Xu Yilan, Zhao Manna, Han Yuying, Zhang Heng
Neurodegeneration and Neuroregeneration Laboratory, Department of Basic Medicine, School of Medicine, Shaoxing University, Shaoxing, China.
Front Neurosci. 2020 Jun 30;14:660. doi: 10.3389/fnins.2020.00660. eCollection 2020.
Alzheimer's disease (AD) is a neurodegenerative disorder characterized clinically by severe cognitive deficits and pathologically by amyloid plaques, neuronal loss, and neurofibrillary tangles. Abnormal amyloid β-protein (Aβ) deposition in the brain is often thought of as a major initiating factor in AD neuropathology. However, gamma-aminobutyric acid (GABA) inhibitory interneurons are resistant to Aβ deposition, and Aβ decreases synaptic glutamatergic transmission to decrease neural network activity. Furthermore, there is now evidence suggesting that neural network activity is aberrantly increased in AD patients and animal models due to functional deficits in and decreased activity of GABA inhibitory interneurons, contributing to cognitive deficits. Here we describe the roles played by excitatory neurons and GABA inhibitory interneurons in Aβ-induced cognitive deficits and how altered GABA interneurons regulate AD neuropathology. We also comprehensively review recent studies on how GABA interneurons and GABA receptors can be exploited for therapeutic benefit. GABA interneurons are an emerging therapeutic target in AD, with further clinical trials urgently warranted.

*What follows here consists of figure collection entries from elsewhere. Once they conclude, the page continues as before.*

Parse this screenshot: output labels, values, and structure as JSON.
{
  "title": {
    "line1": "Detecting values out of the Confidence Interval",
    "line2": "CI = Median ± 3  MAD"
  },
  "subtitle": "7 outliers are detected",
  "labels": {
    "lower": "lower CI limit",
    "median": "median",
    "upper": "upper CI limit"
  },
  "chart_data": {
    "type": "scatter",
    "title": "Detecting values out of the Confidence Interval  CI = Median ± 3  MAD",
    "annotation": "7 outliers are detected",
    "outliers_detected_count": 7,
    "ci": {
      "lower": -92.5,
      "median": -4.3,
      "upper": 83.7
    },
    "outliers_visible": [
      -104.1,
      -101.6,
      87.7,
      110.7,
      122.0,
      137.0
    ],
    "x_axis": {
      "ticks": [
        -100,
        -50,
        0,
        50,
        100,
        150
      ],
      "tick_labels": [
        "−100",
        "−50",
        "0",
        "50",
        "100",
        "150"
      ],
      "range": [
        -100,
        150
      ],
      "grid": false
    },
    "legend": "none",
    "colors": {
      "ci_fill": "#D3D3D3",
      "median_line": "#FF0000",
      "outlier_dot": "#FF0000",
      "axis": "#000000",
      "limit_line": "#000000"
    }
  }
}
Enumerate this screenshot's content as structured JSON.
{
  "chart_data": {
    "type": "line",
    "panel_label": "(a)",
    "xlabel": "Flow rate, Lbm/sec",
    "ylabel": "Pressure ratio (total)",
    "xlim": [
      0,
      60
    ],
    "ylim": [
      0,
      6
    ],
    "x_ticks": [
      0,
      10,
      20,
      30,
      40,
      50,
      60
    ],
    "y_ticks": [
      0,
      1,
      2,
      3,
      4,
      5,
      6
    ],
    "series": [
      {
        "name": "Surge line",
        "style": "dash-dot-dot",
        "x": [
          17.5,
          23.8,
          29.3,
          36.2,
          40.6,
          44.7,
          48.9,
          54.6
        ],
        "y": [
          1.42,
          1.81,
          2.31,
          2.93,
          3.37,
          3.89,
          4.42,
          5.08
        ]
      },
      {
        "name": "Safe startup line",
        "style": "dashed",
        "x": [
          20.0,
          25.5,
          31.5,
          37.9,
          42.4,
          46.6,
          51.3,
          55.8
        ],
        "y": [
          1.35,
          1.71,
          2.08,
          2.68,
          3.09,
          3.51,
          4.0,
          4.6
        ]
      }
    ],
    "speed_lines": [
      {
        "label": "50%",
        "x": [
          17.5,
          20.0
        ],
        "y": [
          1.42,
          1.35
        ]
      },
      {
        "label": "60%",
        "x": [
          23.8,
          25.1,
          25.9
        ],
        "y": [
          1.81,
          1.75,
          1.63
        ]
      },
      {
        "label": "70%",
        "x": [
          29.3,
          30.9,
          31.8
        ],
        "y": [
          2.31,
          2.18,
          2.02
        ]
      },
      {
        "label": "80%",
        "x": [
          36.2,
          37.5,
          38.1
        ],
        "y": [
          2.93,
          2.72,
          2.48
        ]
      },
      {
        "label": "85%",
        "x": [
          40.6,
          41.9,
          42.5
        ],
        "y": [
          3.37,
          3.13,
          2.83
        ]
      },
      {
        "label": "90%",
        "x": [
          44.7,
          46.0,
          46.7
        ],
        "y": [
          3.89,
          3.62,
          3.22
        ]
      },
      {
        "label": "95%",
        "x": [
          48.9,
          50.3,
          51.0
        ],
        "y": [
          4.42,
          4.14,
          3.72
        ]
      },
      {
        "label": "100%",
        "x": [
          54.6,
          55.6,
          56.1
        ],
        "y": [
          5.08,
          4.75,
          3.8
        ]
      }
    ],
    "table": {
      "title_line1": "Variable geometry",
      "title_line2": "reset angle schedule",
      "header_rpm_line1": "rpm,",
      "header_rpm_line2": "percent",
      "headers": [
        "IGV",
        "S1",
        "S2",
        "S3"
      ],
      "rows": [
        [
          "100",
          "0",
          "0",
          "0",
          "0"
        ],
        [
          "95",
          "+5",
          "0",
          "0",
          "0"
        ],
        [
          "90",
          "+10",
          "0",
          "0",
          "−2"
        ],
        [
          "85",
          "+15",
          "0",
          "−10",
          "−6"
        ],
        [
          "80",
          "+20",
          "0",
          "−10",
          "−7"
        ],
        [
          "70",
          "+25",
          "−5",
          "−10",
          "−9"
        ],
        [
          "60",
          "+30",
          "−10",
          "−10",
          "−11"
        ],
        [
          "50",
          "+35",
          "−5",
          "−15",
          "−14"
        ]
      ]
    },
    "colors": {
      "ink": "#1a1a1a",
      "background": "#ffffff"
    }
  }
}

阿尔茨海默病(AD)是一种神经退行性疾病,临床上以严重的认知缺陷为特征,病理上以淀粉样斑块、神经元丢失和神经原纤维缠结为特征。大脑中异常的淀粉样β蛋白(Aβ)沉积通常被认为是AD神经病理学的主要起始因素。然而,γ-氨基丁酸(GABA)抑制性中间神经元对Aβ沉积具有抗性,并且Aβ会降低突触谷氨酸能传递,从而降低神经网络活动。此外,现在有证据表明,由于GABA抑制性中间神经元的功能缺陷和活性降低,AD患者和动物模型中的神经网络活动异常增加,导致认知缺陷。在这里,我们描述了兴奋性神经元和GABA抑制性中间神经元在Aβ诱导的认知缺陷中所起的作用,以及改变的GABA中间神经元如何调节AD神经病理学。我们还全面回顾了最近关于如何利用GABA中间神经元和GABA受体获得治疗益处的研究。GABA中间神经元是AD中一个新兴的治疗靶点,迫切需要进一步的临床试验。